«К северу от Лондона, за местностью ничем не примечательной, мы должны остановиться, чтобы не пропустить Хардуик, который принадлежит ныне герцогу Девонширскому, а некогда был резиденцией графа Шрусбери, которому королева Елизавета повелела держать в заточении несчастную королеву Марию. Хардуик стоит на плавной возвышенности несколькими милями левее дороги из Мэнсфилда в Честерфилд; пробираться к нему нужно по тенистым тропинкам; здание можно увидеть не раньше, чем достигнешь парка. Только тут за старыми деревьями весьма величественно встают три седые от древности башни; вначале кажется, что они завершаются полуразрушенными зубцами, но вскоре обнаруживаешь, что это превосходно выполненная ажурная резьба, в которой часто встречаются буквы Э. Ш., увенчанные графской короной, — инициалы и памятники тщеславия Элизабет, графини Шрусбери, для которой построено ныне существующее здание. Высокий, необычного оттенка замок очень красив и когда выглядывает меж пышных деревьев, и когда предстает перед наблюдателем на какой-нибудь из полян парка; с полян местами видны Дербиширские холмы. Пейзаж вызывает в памяти изысканные описания Харвуда.
Глубокая тень, которая окутывает Эльфриду и обитателей Хардуика, скрывала некогда прелестную фигуру, достойную стать идеалом поэта и обреченную на горькую судьбу, — подобных трагедий не видел Харвуд.

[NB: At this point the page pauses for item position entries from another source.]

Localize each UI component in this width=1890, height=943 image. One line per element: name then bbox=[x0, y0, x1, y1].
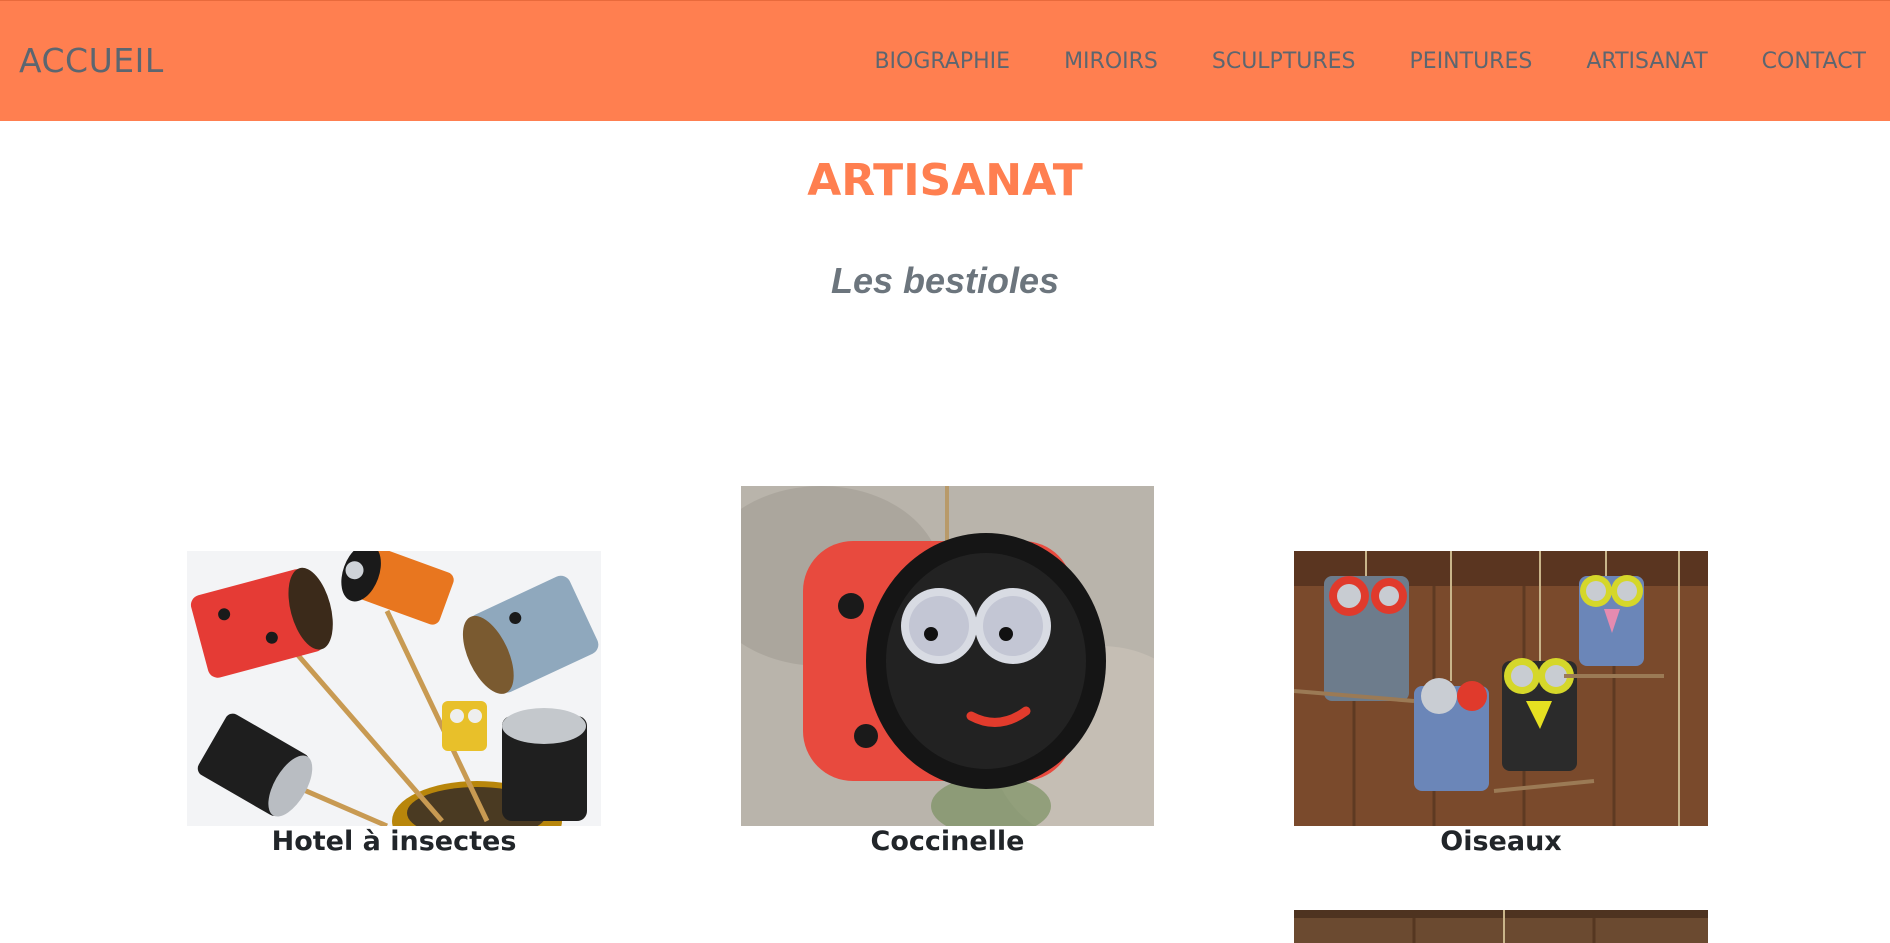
nav-miroirs[interactable]: MIROIRS bbox=[1064, 49, 1158, 74]
page-title: ARTISANAT bbox=[807, 155, 1083, 206]
birds-image[interactable] bbox=[1294, 551, 1708, 826]
nav-menu: BIOGRAPHIE MIROIRS SCULPTURES PEINTURES … bbox=[820, 49, 1866, 74]
card-caption-insect-hotel: Hotel à insectes bbox=[271, 826, 517, 857]
next-gallery-image[interactable] bbox=[1294, 910, 1708, 943]
nav-contact[interactable]: CONTACT bbox=[1762, 49, 1866, 74]
nav-biographie[interactable]: BIOGRAPHIE bbox=[874, 49, 1010, 74]
card-caption-ladybug: Coccinelle bbox=[870, 826, 1025, 857]
nav-artisanat[interactable]: ARTISANAT bbox=[1586, 49, 1707, 74]
nav-peintures[interactable]: PEINTURES bbox=[1410, 49, 1533, 74]
insect-hotel-image[interactable] bbox=[187, 551, 601, 826]
ladybug-image[interactable] bbox=[741, 486, 1154, 826]
nav-sculptures[interactable]: SCULPTURES bbox=[1212, 49, 1356, 74]
top-navbar: ACCUEIL BIOGRAPHIE MIROIRS SCULPTURES PE… bbox=[0, 0, 1890, 121]
home-link[interactable]: ACCUEIL bbox=[19, 41, 164, 80]
card-caption-birds: Oiseaux bbox=[1440, 826, 1562, 857]
section-subtitle: Les bestioles bbox=[830, 260, 1060, 301]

Напротив больших ворот, ведущих во двор замка, растут красивые старые дубы; местность здесь внезапно понижается, внизу лежит тенистая поляна; от ворот открывается вид на долину Скарсдейла в обрамлении нехоженых гор Пика. Слева, по соседству с современным зданием, находятся разрушенные фрагменты старого замка; густо увитые плющом, они придают пейзажу интерес, особенно в сочетании с поздним (но имеющим более богатую историю) зданием. Тропой, по которой так часто ступала королева Мария, мы не без волнения проследовали к двустворчатой двери большого холла; его внушительные размеры, тишина, предгрозовое небо за окнами вполне соответствовали впечатлению от всего ранее увиденного. Высокие окна плохо пропускали свет, и мы слабо различали большие фигуры на шпалерах над дубовыми панелями и дубовую колоннаду, поддерживающую галерею в глубине холла; напротив входа между двумя окнами висели гигантские лосиные рога. Воображение невольно рисовало сцену прибытия королевы Марии: чувства, которые она испытывала, вступая под эту торжественную сень, звон лошадиных копыт и хор голосов во дворе, ее гордый, но нежный и меланхолический облик, когда она вслед за лордом-канцлером медленно взошла в холл, выражение лица лорда-канцлера — подобострастное, но бдительно-озабоченное, когда, под впечатлением ее красоты и благородного достоинства, он обратился к мыслям о страхах своей собственной королевы; настороженное молчание ее горничных и шумные хлопоты прочих слуг.
Из холла лестница ведет в галерею небольшой часовни (где еще сохранились стулья и подушки, которыми пользовалась королева Мария) и в помещения второго этажа — из них только одно связано с памятью о ее заточении: ее рукоделье можно видеть на кровати, стене, стульях. Шпалера ее работы богато украшена символическими фигурами, над каждой имеется пояснительная надпись; хранили шпалеру бережно, и она до сих пор цела и выглядит как новая.
По соседству находится столовая, где, как и в прочих помещениях этого этажа, обстановка дополнена несколькими современными предметами; там имеется над камином вырезанный по дубу девиз:
„Нам дано лишь одно: бояться Бога и исполнять его заповеди“.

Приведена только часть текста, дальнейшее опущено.